Bigamy law debated
Justices ask if statute should be used to prosecute polygamists
 
Ravell Call, Deseret Morning News
Rod and Suzie Holm leave court in St. George in 2002.

Rod and Suzie Holm leave court in St. George in 2002. He was prosecuted for taking his 16-year-old sister-in-law as his third "spiritual" wife.

Justices with the Utah Supreme Court questioned Thursday whether state prosecutors should use Utah's bigamy statute to go after polygamists a key law used to go after those who practice the controversial way of life.

Justices have also called into question whether the passage in Utah's constitution banning polygamy, should be revisited, given modern changes in attitudes toward various kinds of sexual relationships.

In a lengthy hearing, the attorney for former Hildale police officer Rodney Holm, who was prosecuted for taking his 16-year-old sister-in-law as his third "spiritual" wife, argued before the state's high court that prosecutors are selectively targeting polygamists using the bigamy statute because of their religious beliefs.

"Non-religious actors are not targeted by law enforcement by this law," said attorney Rodney Parker, pointing to the various residents who live in non-married relationships. "Holm is not seeking legal recognition of his relationship or change the institution of marriage."

Parker said Holm, who is a member of the Fundamentalist Church of Jesus Christ of Latter-day Saints a polygamist group lead by Warren Jeffs believes it is his constitutional right to practice his religion, which includes plural marriage.

The 32-year-old officer took his 16-year-old sister-in-law, Ruth Stubbs, as his third wife in December 1998. Holm was eventually convicted in 2003 on two counts of unlawful sexual intercourse with a minor and one count of bigamy.

Assistant Attorney General Laura Dupaix argued it was clear, in the Utah Supreme Court's own ruling in the appeal of polygamist Tom Green, that those who try to establish a "marital" relationship with more than one person run afoul of Utah's bigamy statute.

However, justices said the biggest difference between Green and Holm was that Green was found to have been legally married to two women at the same time. In Holm's case, he never sought a legal marriage with Stubbs, although he was legally married to his first wife, justices noted.

Prosecutors have used Utah's bigamy statute to prosecute those who practice plural marriage.
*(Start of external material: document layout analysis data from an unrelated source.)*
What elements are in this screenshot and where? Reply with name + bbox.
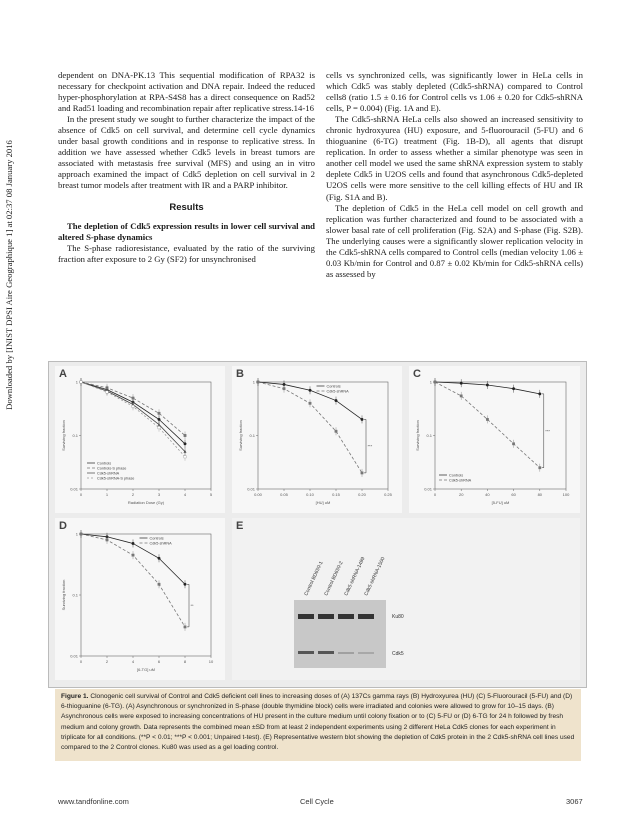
y-tick-label: 1 bbox=[75, 531, 78, 537]
y-tick-label: 0.1 bbox=[72, 592, 78, 598]
data-point bbox=[80, 533, 82, 535]
y-tick-label: 0.1 bbox=[72, 432, 78, 438]
caption-text: Clonogenic cell survival of Control and Cdk5 deficient cell lines to increasing doses of (A) 137Cs gamma rays (B) Hydroxyurea (HU) (C) 5-Fluorouracil (5-FU) and (D) 6-thioguanine (6-TG). (A) Asynchronous or synchronized in S-phase (double thymidine block) cells were irradiated and colonies were allowed to grow for 10–15 days. (B) Asynchronous cells were exposed to increasing concentrations of HU present in the culture medium until colony fixation or to (C) 5-FU or (D) 6-TG for 24 h followed by fresh medium and colony growth. Data represents the combined mean ±SD from at least 2 independent experiments using 2 different HeLa Cdk5 clones for each experiment in triplicate for all conditions. (**P < 0.01; ***P < 0.001; Unpaired t-test). (E) Representative western blot showing the depletion of Cdk5 protein in the 2 Cdk5-shRNA cell lines used compared to the 2 Control clones. Ku80 was used as a gel loading control. bbox=[61, 693, 575, 752]
plot-frame bbox=[81, 534, 211, 656]
data-point bbox=[257, 381, 259, 383]
chart-d bbox=[55, 518, 225, 680]
y-axis-label: Surviving fraction bbox=[61, 420, 66, 451]
legend-entry: Cdk5-shRNA bbox=[97, 471, 120, 476]
footer-journal: Cell Cycle bbox=[300, 797, 334, 806]
x-tick-label: 20 bbox=[458, 492, 464, 497]
data-point bbox=[434, 381, 436, 383]
panel-c-label: C bbox=[413, 368, 421, 380]
cdk5-band-3 bbox=[338, 652, 354, 654]
right-paragraph-2: The Cdk5-shRNA HeLa cells also showed an increased sensitivity to chronic hydroxyurea (HU) exposure, and 5-fluorouracil (5-FU) and 6 thioguanine (6-TG) treatment (Fig. 1B-D), all agents that disrupt replication. In order to assess whether a similar phenotype was seen in another cell model we used the same shRNA expression system to stably deplete Cdk5 in U2OS cells and found that asynchronous Cdk5-depleted U2OS cells were more sensitive to the cell killing effects of HU and IR (Fig. S1A and B). bbox=[326, 114, 583, 202]
significance-label: ** bbox=[190, 603, 194, 609]
series-line bbox=[81, 534, 185, 627]
right-column bbox=[326, 70, 583, 280]
x-tick-label: 0.05 bbox=[280, 492, 288, 497]
x-tick-label: 8 bbox=[183, 659, 187, 664]
download-note: Downloaded by [INIST DPSI Aire Geographique 1] at 02:37 08 January 2016 bbox=[4, 140, 14, 410]
data-point bbox=[184, 583, 187, 586]
data-point bbox=[335, 430, 337, 432]
y-tick-label: 1 bbox=[429, 379, 432, 385]
data-point bbox=[486, 384, 489, 387]
ku80-band-1 bbox=[298, 614, 314, 619]
data-point bbox=[184, 626, 186, 628]
x-tick-label: 0.10 bbox=[306, 492, 314, 497]
data-point bbox=[184, 434, 186, 436]
footer-page-number: 3067 bbox=[566, 797, 583, 806]
x-tick-label: 0.20 bbox=[358, 492, 366, 497]
data-point bbox=[158, 426, 160, 428]
caption-lead: Figure 1. bbox=[61, 693, 89, 700]
ku80-band-3 bbox=[338, 614, 354, 619]
x-tick-label: 0 bbox=[79, 659, 83, 664]
x-tick-label: 1 bbox=[105, 492, 109, 497]
x-tick-label: 40 bbox=[485, 492, 490, 497]
y-tick-label: 0.01 bbox=[70, 486, 78, 492]
data-point bbox=[309, 389, 312, 392]
y-tick-label: 0.01 bbox=[247, 486, 255, 492]
y-axis-label: Surviving fraction bbox=[238, 420, 243, 451]
x-tick-label: 60 bbox=[511, 492, 516, 497]
band-label-cdk5: Cdk5 bbox=[392, 651, 404, 657]
x-tick-label: 0.00 bbox=[254, 492, 262, 497]
legend-entry: Controls-S phase bbox=[97, 466, 127, 471]
data-point bbox=[158, 557, 161, 560]
data-point bbox=[80, 381, 82, 383]
significance-bracket bbox=[364, 419, 366, 473]
data-point bbox=[361, 472, 363, 474]
panel-b-label: B bbox=[236, 368, 244, 380]
cdk5-band-4 bbox=[358, 652, 374, 654]
x-axis-label: [HU] uM bbox=[315, 500, 331, 505]
legend-entry: Controls bbox=[149, 536, 164, 541]
panel-e bbox=[232, 518, 580, 680]
left-paragraph-3: The S-phase radioresistance, evaluated by the ratio of the surviving fraction after exposure to 2 Gy (SF2) for unsynchronised bbox=[58, 242, 315, 264]
data-point bbox=[158, 418, 161, 421]
data-point bbox=[132, 542, 135, 545]
x-tick-label: 4 bbox=[131, 659, 135, 664]
legend-entry: Cdk5-shRNA bbox=[149, 541, 172, 546]
data-point bbox=[132, 397, 134, 399]
lane-label-2: Control BD650-2 bbox=[323, 560, 345, 597]
x-tick-label: 3 bbox=[157, 492, 161, 497]
x-tick-label: 6 bbox=[157, 659, 161, 664]
lane-label-1: Control BD650-1 bbox=[303, 560, 325, 597]
chart-b bbox=[232, 366, 402, 513]
x-tick-label: 2 bbox=[131, 492, 135, 497]
data-point bbox=[539, 393, 542, 396]
y-tick-label: 0.1 bbox=[249, 432, 255, 438]
series-line bbox=[435, 382, 540, 468]
legend-entry: Cdk5-shRNA-S phase bbox=[97, 476, 135, 481]
x-tick-label: 0 bbox=[433, 492, 437, 497]
blot-membrane bbox=[294, 600, 386, 668]
data-point bbox=[106, 391, 108, 393]
panel-d bbox=[55, 518, 225, 680]
band-label-ku80: Ku80 bbox=[392, 614, 404, 620]
right-paragraph-3: The depletion of Cdk5 in the HeLa cell model on cell growth and replication was further characterized and found to be associated with a slower basal rate of cell proliferation (Fig. S2A) and S-phase (Fig. S2B). The underlying causes were a significantly slower replication velocity in the Cdk5-shRNA cells compared to Control cells (median velocity 1.06 ± 0.03 Kb/min for Control and 0.87 ± 0.02 Kb/min for Cdk5-shRNA cells) as assessed by bbox=[326, 202, 583, 279]
y-tick-label: 0.1 bbox=[426, 432, 432, 438]
data-point bbox=[132, 554, 134, 556]
significance-bracket bbox=[187, 584, 189, 627]
ku80-band-4 bbox=[358, 614, 374, 619]
y-tick-label: 0.01 bbox=[424, 486, 432, 492]
data-point bbox=[283, 387, 285, 389]
legend-entry: Controls bbox=[449, 473, 464, 478]
x-tick-label: 5 bbox=[209, 492, 213, 497]
data-point bbox=[309, 402, 311, 404]
data-point bbox=[335, 399, 338, 402]
cdk5-band-2 bbox=[318, 651, 334, 654]
data-point bbox=[361, 418, 364, 421]
significance-label: *** bbox=[367, 443, 373, 449]
chart-a bbox=[55, 366, 225, 513]
left-paragraph-2: In the present study we sought to further characterize the impact of the absence of Cdk5 on cell survival, and determine cell cycle dynamics under basal growth conditions and in response to replicative stress. In addition we have assessed whether Cdk5 levels in breast tumors are associated with metastasis free survival (MFS) and using an in vitro approach examined the impact of Cdk5 depletion on cell survival in 2 breast tumor models after treatment with IR and a PARP inhibitor. bbox=[58, 114, 315, 191]
data-point bbox=[184, 442, 187, 445]
data-point bbox=[158, 583, 160, 585]
data-point bbox=[486, 418, 488, 420]
x-tick-label: 80 bbox=[537, 492, 543, 497]
data-point bbox=[106, 539, 108, 541]
x-axis-label: [5-FU] uM bbox=[491, 500, 510, 505]
figure-caption bbox=[55, 689, 581, 761]
y-axis-label: Surviving fraction bbox=[415, 420, 420, 451]
chart-c bbox=[409, 366, 580, 513]
panel-e-label: E bbox=[236, 520, 244, 532]
significance-bracket bbox=[542, 394, 544, 468]
download-watermark bbox=[2, 60, 16, 490]
data-point bbox=[460, 382, 463, 385]
section-heading: Results bbox=[169, 201, 204, 213]
legend-entry: Cdk5-shRNA bbox=[449, 478, 472, 483]
data-point bbox=[132, 405, 134, 407]
data-point bbox=[158, 412, 160, 414]
data-point bbox=[184, 456, 186, 458]
series-line bbox=[81, 382, 185, 457]
series-line bbox=[81, 382, 185, 444]
x-tick-label: 2 bbox=[105, 659, 109, 664]
data-point bbox=[460, 395, 462, 397]
section-subheading: The depletion of Cdk5 expression results in lower cell survival and altered S-phase dynamics bbox=[58, 220, 315, 242]
data-point bbox=[539, 467, 541, 469]
y-tick-label: 1 bbox=[75, 379, 78, 385]
panel-b bbox=[232, 366, 402, 513]
series-line bbox=[258, 382, 362, 473]
figure-1 bbox=[48, 361, 587, 688]
western-blot bbox=[232, 518, 580, 680]
y-tick-label: 1 bbox=[252, 379, 255, 385]
x-tick-label: 4 bbox=[183, 492, 187, 497]
legend-entry: Controls bbox=[326, 384, 341, 389]
series-line bbox=[81, 382, 185, 452]
right-paragraph-1: cells vs synchronized cells, was significantly lower in HeLa cells in which Cdk5 was stably depleted (Cdk5-shRNA) compared to Control cells8 (ratio 1.5 ± 0.16 for Control cells vs 1.06 ± 0.20 for Cdk5-shRNA cells, P = 0.004) (Fig. 1A and E). bbox=[326, 70, 583, 114]
legend-entry: Cdk5-shRNA bbox=[326, 389, 349, 394]
x-tick-label: 0.25 bbox=[384, 492, 392, 497]
lane-label-3: Cdk5-shRNA-1499 bbox=[343, 556, 367, 597]
left-paragraph-1: dependent on DNA-PK.13 This sequential modification of RPA32 is necessary for checkpoint activation and DNA repair. Indeed the reduced hyper-phosphorylation at RPA-S4S8 has a direct consequence on Rad52 and Rad51 loading and recombination repair after replicative stress.14-16 bbox=[58, 70, 315, 114]
data-point bbox=[512, 387, 515, 390]
plot-frame bbox=[258, 382, 388, 489]
x-axis-label: [6-TG] uM bbox=[136, 667, 156, 672]
y-tick-label: 0.01 bbox=[70, 653, 78, 659]
cdk5-band-1 bbox=[298, 651, 314, 654]
lane-label-4: Cdk5-shRNA-1500 bbox=[363, 556, 387, 597]
panel-c bbox=[409, 366, 580, 513]
y-axis-label: Surviving fraction bbox=[61, 579, 66, 611]
panel-a bbox=[55, 366, 225, 513]
panel-a-label: A bbox=[59, 368, 67, 380]
x-tick-label: 10 bbox=[208, 659, 214, 664]
ku80-band-2 bbox=[318, 614, 334, 619]
x-axis-label: Radiation Dose (Gy) bbox=[127, 500, 165, 505]
x-tick-label: 0 bbox=[79, 492, 83, 497]
left-column bbox=[58, 70, 315, 265]
x-tick-label: 100 bbox=[562, 492, 570, 497]
legend-entry: Controls bbox=[97, 461, 112, 466]
footer-url[interactable]: www.tandfonline.com bbox=[58, 797, 129, 806]
panel-d-label: D bbox=[59, 520, 67, 532]
x-tick-label: 0.15 bbox=[332, 492, 340, 497]
significance-label: *** bbox=[545, 428, 550, 434]
data-point bbox=[512, 443, 514, 445]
Utah's bigamy law uses cohabitation, or living together as husband and wife, as a standard for prosecution. Three other states, Rhode Island, Colorado and Texas, have similar laws.

However, Chief Justice Christine Durham said simply living together does not constitute a crime. Durham also cited the recent U.S. Supreme Court ruling, Lawrence vs. Texas, which struck down the state's sodomy laws, as evidence that the state cannot regulate private sexual relationships.

Dupaix countered that the U.S. Supreme Court ruling dealt with sexual contact between two consenting adults, and not minors as with Holm.

Justice Matthew Durrant questioned what the difference is between Holm's relationships and college roommates who live in a non-sexual way.

Dupaix said bigamy is about prohibiting "multiple marital relationships." However, Durham said she believed the bigamy statute was meant to prevent fraud in which one married person pursues another marriage without the spouse's knowledge.

Durham said times have changed since the 19th century. Now the U.S. Supreme Court has recognized the right for adults to pursue various relationships without prosecution. "We're in a different place in the 21st century," Durham said, where the mores of sexual relationships have changed.

The passage of Amendment 3 last year has also thrown in a twist. "If the constitution defines marriage as one man and one woman, then one man and three women is then not marriage," Justice Michael Wilkins said.

This distinction could render the bigamy law useless unless a person seeks more than one legal marriage through the state, leaving prosecutors apparently unable to prosecute polygamists for their lifestyle.

Outside court, Utah Attorney General Mark Shurtleff was asked what he and prosecutors will do if the court strikes down Utah's bigamy law. Shurtleff said he would accept the court's decision but continue to prosecute those in polygamy who abuse women and children.

"It's not about religion. It's about protecting women and children and crime in those sects," Shurtleff said.

Justices also called into question a passage in Utah's constitution banning polygamy. The passage reads: "No inhabitant of this State shall ever be molested in person or property on account of his or her mode of religious worship; but polygamous or plural marriages are forever prohibited."

Wilkins said from a religious freedom argument, Utah's ban on polygamy appears questionable.

"What if it banned Buddhist ceremonies?" Wilkins theorized.

Parker said the case for his client is about religious freedom, not simple belief but the right to practice.

"Sitting around and talking about it is not enough," Parker said.

Dupaix said the court should not lose sight that this case was about a man who was already married to one woman who brought in her 16-year-old sister to take as a bride.

Justices are expected to issue a written ruling in the coming weeks.